Rebellion pour refus de palpation masculine

Dans un cas, la police a ajouté le délit de rébellion à une jeune fille qui a refusé la palpation de sécurité effectuée par un policier, réclamant que ce soit effectué par une femme, comme le veut l’usage. La frontière entre palpation de sécurité et fouille à corps venait d’être rendue très floue, un militant ayant été obligé quelques instant avant d’ouvrir son caleçon pour prouver qu’il ne cachait pas d’arme dans son slip.

Le policier dit que devant le refus de la jeune fille d’enlever sa capuche, il a « tenté de le faire lui-même ». Version différente pour l’étudiante : « Je ne voulais pas être touchée par un homme. J’ai refusé, il a tenté de le faire sans mon accord, il a mis ses mains au niveau de mon cou, j’ai eu un mouvement de recul ». Ce que le PV retient comme des « gesticulations » traduites en rébellion. Elle sera embarquée à bras le corps dans le fourgon de police.

Entrave ou gêne ?

Le procureur, Thierry Rolland

Les trois avocats de la défense relèvent le caractère exceptionnel, rarissime, de ce genre de poursuite. Il n’existe qu’une seule jurisprudence, concernant des chauffeurs routiers qui s’étaient, eux, mis plusieurs fois à l’arrêt, de front, et avaient été avertis par la police qu’ils commettaient un délit. Ici, aucun convoi ne s’est arrêté, et ils n’ont provoqué que des ralentissemets de quelques minutes, sur un périphérique nantais qui a cette heure de pointe est déjà régulièrement saturé et embouteillé. Et dès que la police leur a demandé de sortir du périphérique, les escargots ont obéi.

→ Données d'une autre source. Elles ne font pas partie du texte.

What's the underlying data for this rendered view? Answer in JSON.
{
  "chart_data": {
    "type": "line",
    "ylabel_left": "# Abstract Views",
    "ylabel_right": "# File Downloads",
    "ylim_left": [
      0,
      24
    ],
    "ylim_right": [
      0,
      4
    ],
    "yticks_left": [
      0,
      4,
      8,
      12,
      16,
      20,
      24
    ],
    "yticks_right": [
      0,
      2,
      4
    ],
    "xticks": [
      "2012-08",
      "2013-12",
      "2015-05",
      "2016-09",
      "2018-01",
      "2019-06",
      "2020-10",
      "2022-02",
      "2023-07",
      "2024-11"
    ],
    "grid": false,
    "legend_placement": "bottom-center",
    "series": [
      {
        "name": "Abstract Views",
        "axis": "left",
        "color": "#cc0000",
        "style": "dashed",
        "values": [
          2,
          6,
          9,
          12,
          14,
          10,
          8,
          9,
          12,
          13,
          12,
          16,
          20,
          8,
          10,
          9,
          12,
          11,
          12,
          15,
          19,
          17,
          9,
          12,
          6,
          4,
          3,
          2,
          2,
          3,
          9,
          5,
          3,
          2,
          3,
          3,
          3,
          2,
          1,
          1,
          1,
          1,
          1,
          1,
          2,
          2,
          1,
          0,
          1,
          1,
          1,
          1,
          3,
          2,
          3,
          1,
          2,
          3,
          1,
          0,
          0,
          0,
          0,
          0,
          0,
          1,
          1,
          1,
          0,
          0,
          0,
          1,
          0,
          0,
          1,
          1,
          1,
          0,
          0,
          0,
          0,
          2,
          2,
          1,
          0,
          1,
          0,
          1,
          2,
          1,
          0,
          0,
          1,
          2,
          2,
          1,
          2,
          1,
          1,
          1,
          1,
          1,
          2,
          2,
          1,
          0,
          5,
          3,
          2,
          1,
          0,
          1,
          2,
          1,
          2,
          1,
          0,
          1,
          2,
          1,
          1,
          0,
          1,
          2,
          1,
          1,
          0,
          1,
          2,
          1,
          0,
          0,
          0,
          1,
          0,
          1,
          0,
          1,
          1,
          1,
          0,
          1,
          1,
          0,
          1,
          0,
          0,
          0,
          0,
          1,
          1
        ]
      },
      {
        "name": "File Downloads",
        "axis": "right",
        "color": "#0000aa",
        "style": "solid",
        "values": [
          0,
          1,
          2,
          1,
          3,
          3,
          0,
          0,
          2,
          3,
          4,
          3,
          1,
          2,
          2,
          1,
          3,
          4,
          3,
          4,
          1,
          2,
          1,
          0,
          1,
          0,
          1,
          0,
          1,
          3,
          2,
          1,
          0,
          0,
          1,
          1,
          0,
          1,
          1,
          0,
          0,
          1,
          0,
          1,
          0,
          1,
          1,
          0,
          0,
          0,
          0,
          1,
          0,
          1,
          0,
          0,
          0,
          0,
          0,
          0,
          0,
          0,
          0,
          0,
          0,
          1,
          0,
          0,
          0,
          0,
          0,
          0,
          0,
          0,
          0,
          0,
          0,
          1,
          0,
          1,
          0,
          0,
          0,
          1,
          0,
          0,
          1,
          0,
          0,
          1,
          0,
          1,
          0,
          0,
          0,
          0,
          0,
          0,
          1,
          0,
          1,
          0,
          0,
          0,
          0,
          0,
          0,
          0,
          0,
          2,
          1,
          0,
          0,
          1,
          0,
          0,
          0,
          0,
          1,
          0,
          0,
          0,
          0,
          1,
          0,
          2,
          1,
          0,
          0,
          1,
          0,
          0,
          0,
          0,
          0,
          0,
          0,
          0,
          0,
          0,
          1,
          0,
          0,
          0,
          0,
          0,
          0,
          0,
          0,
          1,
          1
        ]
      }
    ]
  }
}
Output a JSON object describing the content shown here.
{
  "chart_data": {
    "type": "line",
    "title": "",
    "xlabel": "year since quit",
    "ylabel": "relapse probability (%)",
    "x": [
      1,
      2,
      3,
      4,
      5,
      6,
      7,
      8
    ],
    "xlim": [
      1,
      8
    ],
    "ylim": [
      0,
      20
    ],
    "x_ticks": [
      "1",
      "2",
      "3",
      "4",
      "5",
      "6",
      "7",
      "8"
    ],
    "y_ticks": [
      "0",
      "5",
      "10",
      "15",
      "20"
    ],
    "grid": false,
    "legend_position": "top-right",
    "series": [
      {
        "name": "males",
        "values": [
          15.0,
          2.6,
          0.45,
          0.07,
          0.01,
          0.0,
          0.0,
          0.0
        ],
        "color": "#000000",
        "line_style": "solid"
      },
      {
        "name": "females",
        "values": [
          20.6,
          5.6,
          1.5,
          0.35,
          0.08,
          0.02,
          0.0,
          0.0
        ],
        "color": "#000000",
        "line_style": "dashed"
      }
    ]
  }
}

« La police n’a pas cherché à encadrer, accompagner, ni escorter le convoi comme elle l’a fait pour les chauffeurs de taxi ou les agriculteurs ; les opérations escargot étant un moyen traditionnel de mouvement revendicatif », plaide Me Pierre Huriet. Là, la justice fait d’emblée le choix non pas de l’éventuelle contravention, mais du délit qui mène en correctionnelle, avec garde à vue et saisie des voitures.

Les avocats plaident que ces faits auraient pu être qualifiés de simple contravention pour entrave à la circulation. Et que rien ne justifiait la prise des véhicules, puisque l’entrave à la circulation n’a plus lieu. Et que si jamais le tribunal voulait sanctionner, il pouvait aussi ordonner une condamnation avec dispense de peine, juste pour le symbole.

Le procureur a réclamé 100 jours-amende à 10 euros, soit deux mois de ressources pour des gens au RSA (Revenu de solidarité active), et 100 euros de plus pour l’accusation de rébellion. La majorité des prévenus est sans emploi vivant avec le RSA comme seule ressource. S’y ajoutent une étudiante en sociologie, deux saisonniers agricoles, un musicien et une podologue.

Décision : 200 euros d’amende pour chacun des 19 prévenus, condamnés pour "entrave à la circulation" ; et annulation des mises en fourrière des véhicules.

Mais le procureur de Nantes a fait appel, vendredi 26 février, de cette annulation. Il tient à ce que les automobilistes payent pour récupérer leurs véhicules.